Büyük çoğunluk sevme sorununu, “sevmek ”ten, kişinin kendi sevme yetisinden çok “sevilme” sorunu olarak görür. Bu yüzden onlar için önemli olan nasıl sevilebilecekleri, nasıl sevimli olabilecekleridir. Bu amaca ulaşmak için çeşitli yollara başvururlar.
Özellikle erkeklerin gittiği yollardan biri, başarılı, o toplumda olunabileceği kadar güçlü ve paralı olmaktır.
Kadınların seçtiği yol ise vücuduna, giyimine bakarak alımlı olmaya çalışmaktır.
Aslına bakarsak bizim kültürümüzdeki insanların çoğunun sevimli olmaktan anladıkları, herkesin hoşuna gitmekle albenisi olmak arasındaki bir şeydir. Atılacak ilk adım, sevmenin de tıpkı yaşamak gibi bir sanat olduğunu kabul etmektir; müzik, resim, marangozluk, doktorluk, mühendislik gibi başka herhangi bir sanatı öğrenmek için ne yapıyorsak, sevmeyi öğrenme yoluna da aynı şeyleri yapmamız gerekir.

2. Bölüm: Sevgi Kuramı.
Her sevgi kuramının insan kuramıyla, insan var oluşu kuramıyla başlaması gerekir. Hayvanlarda sevgiye, daha doğrusu sevginin yerini alan bağlılıklara bakarsak bunların, içgüdüleri gerçekleştirmeye yarayan başka bir şey olmadığını görürüz.
İnsanlarda gördüğümüz ise bu içgüdüsel araçların kalıntılarıdır. İnsan aklıyla her şeyin üstündedir. Kendisinin, öteki insanların, geçmişinin, gelecekte olabileceklerinin farkındadır.
Bu bölümde yalnızlık duygusu üzerinde de durulmaktadır. Yalnızlık duygusunun bilinçte belirmesi huzursuzluk yaratır ve gerçekte bütün huzursuzlukların kaynağı budur.
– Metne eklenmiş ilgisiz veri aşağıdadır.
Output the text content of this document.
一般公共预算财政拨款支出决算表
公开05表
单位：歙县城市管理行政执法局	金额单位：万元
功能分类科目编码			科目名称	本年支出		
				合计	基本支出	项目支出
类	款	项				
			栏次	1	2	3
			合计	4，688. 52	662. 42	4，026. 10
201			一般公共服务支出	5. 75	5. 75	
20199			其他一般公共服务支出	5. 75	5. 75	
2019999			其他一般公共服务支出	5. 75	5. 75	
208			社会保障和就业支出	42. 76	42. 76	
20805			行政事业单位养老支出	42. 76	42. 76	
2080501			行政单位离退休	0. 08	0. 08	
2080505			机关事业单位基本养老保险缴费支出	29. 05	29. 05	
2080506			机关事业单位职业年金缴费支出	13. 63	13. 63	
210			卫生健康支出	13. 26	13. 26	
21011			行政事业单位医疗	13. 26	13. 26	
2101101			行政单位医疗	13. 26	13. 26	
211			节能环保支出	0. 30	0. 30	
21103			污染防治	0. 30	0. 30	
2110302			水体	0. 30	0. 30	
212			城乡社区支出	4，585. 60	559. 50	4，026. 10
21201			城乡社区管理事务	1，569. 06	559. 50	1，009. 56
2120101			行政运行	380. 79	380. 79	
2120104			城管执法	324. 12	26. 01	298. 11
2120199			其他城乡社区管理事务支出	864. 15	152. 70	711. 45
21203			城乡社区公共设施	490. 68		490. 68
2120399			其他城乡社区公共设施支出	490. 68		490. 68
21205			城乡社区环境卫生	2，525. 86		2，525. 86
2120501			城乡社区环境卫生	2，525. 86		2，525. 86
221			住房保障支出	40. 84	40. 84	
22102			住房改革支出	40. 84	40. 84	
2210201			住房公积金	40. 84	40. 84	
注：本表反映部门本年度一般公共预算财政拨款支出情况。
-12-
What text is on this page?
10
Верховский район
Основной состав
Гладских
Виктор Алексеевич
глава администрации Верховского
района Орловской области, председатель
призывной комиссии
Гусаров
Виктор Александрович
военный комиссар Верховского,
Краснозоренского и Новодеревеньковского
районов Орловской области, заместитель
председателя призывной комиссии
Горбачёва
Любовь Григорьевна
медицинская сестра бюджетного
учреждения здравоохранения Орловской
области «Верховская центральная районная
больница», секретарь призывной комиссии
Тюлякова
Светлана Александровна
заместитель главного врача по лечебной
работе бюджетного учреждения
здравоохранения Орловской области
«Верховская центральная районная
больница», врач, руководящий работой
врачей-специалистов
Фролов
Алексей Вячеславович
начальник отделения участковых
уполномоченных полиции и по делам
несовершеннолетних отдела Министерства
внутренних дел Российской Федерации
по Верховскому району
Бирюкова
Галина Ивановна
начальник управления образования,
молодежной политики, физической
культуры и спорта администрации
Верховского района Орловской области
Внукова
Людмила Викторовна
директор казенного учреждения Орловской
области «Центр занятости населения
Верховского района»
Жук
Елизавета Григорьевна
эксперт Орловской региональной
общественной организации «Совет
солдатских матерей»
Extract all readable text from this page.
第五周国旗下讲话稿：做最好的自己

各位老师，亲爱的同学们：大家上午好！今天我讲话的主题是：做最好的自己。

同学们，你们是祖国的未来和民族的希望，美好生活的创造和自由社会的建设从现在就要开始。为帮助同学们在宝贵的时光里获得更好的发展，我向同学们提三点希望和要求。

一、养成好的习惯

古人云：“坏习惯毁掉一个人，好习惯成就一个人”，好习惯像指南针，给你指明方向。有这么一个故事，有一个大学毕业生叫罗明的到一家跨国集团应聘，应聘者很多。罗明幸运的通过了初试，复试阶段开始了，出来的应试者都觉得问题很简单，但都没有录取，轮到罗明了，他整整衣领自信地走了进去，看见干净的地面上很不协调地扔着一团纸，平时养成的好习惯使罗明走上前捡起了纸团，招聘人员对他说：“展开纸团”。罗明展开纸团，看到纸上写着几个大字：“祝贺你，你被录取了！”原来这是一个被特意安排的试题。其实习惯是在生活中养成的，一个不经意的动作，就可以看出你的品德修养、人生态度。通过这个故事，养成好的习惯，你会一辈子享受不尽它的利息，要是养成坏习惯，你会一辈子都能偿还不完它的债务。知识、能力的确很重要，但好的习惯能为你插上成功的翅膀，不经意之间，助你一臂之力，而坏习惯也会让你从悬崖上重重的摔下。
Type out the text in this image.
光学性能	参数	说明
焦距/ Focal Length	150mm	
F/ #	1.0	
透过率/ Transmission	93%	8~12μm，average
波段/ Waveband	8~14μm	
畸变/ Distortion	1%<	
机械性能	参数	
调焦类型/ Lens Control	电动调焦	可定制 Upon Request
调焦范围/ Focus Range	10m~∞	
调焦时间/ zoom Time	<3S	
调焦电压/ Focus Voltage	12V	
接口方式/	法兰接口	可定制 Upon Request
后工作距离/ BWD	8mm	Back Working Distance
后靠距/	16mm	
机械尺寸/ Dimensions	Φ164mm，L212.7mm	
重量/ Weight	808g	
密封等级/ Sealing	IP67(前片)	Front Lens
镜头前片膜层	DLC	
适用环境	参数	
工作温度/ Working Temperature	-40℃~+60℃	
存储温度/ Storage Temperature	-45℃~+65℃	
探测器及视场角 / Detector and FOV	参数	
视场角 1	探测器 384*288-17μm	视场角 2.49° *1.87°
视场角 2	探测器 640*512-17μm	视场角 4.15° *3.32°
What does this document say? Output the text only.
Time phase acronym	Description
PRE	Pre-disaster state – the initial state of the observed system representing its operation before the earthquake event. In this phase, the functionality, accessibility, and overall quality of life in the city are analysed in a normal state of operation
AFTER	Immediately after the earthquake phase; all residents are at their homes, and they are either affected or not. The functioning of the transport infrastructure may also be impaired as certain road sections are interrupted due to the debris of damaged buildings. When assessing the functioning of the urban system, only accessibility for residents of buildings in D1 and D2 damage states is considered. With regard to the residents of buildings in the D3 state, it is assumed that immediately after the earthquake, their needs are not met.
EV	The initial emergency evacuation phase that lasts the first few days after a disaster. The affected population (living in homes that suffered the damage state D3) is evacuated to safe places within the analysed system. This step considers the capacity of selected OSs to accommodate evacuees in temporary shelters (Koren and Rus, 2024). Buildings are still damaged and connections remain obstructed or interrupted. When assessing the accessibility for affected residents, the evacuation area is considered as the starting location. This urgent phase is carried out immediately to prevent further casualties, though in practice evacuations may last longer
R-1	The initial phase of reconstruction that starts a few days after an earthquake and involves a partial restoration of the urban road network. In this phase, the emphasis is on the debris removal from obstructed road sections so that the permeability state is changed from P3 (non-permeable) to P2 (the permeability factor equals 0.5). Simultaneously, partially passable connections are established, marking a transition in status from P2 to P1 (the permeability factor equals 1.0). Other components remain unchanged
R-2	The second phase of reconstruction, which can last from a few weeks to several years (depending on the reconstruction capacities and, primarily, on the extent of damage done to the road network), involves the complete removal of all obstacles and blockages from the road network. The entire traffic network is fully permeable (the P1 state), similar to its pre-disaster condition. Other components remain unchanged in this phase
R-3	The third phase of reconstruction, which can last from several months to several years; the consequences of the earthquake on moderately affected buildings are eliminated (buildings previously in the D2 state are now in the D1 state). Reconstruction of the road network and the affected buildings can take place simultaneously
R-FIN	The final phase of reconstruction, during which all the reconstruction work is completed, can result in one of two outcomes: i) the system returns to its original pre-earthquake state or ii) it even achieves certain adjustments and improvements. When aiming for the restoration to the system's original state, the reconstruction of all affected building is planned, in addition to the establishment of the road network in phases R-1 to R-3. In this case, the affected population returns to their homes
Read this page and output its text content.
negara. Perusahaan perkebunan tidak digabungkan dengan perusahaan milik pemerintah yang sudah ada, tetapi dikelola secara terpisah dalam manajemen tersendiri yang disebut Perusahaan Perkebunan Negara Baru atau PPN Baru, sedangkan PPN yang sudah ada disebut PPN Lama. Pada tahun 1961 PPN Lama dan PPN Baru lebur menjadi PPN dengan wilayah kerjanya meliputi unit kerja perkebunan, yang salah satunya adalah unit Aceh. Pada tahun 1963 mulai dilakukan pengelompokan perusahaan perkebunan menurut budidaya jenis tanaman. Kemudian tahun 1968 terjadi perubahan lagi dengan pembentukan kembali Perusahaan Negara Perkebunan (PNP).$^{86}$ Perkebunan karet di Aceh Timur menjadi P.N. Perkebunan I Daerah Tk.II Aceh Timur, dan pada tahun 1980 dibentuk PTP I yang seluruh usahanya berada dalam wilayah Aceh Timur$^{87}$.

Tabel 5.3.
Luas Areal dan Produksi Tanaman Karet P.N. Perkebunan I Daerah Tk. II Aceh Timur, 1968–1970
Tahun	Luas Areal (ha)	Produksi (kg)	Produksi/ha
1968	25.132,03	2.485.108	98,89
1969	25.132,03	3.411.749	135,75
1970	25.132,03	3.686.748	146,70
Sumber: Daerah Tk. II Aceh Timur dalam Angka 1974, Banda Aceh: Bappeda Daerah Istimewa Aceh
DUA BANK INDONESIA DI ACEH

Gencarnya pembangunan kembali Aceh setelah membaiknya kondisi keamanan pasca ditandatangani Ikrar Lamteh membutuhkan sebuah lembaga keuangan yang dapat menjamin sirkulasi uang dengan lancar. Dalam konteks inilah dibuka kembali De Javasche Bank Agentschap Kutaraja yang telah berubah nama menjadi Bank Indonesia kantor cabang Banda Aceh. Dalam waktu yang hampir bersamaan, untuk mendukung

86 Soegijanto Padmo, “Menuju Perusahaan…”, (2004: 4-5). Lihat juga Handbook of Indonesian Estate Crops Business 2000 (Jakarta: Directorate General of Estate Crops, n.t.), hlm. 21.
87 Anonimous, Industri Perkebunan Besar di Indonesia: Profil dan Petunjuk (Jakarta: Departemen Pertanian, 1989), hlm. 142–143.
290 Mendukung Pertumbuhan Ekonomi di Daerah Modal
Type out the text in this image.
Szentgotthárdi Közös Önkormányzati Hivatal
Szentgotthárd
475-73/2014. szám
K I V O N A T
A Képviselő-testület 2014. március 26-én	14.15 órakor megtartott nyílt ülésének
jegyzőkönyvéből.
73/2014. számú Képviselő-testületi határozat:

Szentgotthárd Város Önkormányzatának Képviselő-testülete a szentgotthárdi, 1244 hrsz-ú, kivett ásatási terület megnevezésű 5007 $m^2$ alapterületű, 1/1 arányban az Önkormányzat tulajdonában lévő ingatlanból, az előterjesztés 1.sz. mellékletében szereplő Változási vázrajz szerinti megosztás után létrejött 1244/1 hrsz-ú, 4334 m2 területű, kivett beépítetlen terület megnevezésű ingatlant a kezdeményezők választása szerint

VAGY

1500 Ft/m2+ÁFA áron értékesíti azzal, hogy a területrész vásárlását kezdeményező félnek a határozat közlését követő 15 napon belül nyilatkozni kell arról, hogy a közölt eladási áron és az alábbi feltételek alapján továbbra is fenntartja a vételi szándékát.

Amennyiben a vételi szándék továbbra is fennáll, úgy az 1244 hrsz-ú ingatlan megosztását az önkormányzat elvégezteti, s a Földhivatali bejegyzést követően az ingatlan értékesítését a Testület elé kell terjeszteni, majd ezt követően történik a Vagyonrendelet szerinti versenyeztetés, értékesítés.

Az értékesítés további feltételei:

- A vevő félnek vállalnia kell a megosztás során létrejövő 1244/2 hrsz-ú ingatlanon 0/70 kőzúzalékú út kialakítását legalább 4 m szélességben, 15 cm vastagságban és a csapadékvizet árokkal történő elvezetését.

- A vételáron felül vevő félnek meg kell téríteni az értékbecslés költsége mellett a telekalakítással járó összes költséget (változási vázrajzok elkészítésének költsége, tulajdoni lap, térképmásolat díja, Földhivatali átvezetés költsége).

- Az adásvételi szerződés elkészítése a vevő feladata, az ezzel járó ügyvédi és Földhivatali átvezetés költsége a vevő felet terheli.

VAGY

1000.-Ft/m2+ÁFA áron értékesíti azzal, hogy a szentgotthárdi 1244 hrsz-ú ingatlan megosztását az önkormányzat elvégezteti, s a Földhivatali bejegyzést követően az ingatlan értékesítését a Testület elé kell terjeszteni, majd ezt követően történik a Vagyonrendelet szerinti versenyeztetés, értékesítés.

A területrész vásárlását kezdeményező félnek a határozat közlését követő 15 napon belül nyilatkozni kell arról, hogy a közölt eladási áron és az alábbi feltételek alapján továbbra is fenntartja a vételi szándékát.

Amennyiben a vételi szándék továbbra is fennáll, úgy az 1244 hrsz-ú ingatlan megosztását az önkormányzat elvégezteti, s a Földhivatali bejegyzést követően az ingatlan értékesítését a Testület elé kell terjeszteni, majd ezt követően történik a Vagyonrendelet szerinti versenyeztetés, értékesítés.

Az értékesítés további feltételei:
Bundan başka utanma ve suçluluk duygusunun da kaynağıdır. Yalnızlıktan kurtulmanın yollarından biri çeşitli dinsel törenlerdir.
Bunlar, bazen ilaçların yardımıyla, insanın kendi yarattığı kendinden geçme biçimleri olabilir. Geçici olan bu kendinden geçme durumu boyunca bütünüyle dış Dünya, dış Dünyalar birlikte silinir gider.

İşte böyle anlatmış yazar Sevgi’yi. Bu güne dek sevgi üzerine bildiğimiz kavramları perçinleştiriyor mu yoksa sil yeni baştan mı yarat sevgiyi diyor düşünmek lazım...

Oysaki
’’Sevgi’’, insanoğlunun gelişmesinin ilk dönemlerinden başlayarak günümüze dek yaşayabilen vazgeçilmez bir duygu, anlam dolu bir sözcük; hiç kuşkusuz, insanlar var oldukça da yaşayacak.
Tüm çabalar, uğraşlar, tutkular, yaratılan tüm sanat yapıtları bir anlamda hep sevgisiz kalmamak için belki de Sevgiyi yaşarken kendimizden geçer, yokluğundaysa hastalanırız...
Onu bastırdıkça daha çok özlemini çeker, gizledikçe değişik görünümlerin içine gireriz. İnsanların doğumlarından ölümlerine dek özlemle istedikleri, bekledikleri, elde edebilmek için her şeyi göze alabildikleri, bazen da değerini bilmedikleri bir duygu sevgi.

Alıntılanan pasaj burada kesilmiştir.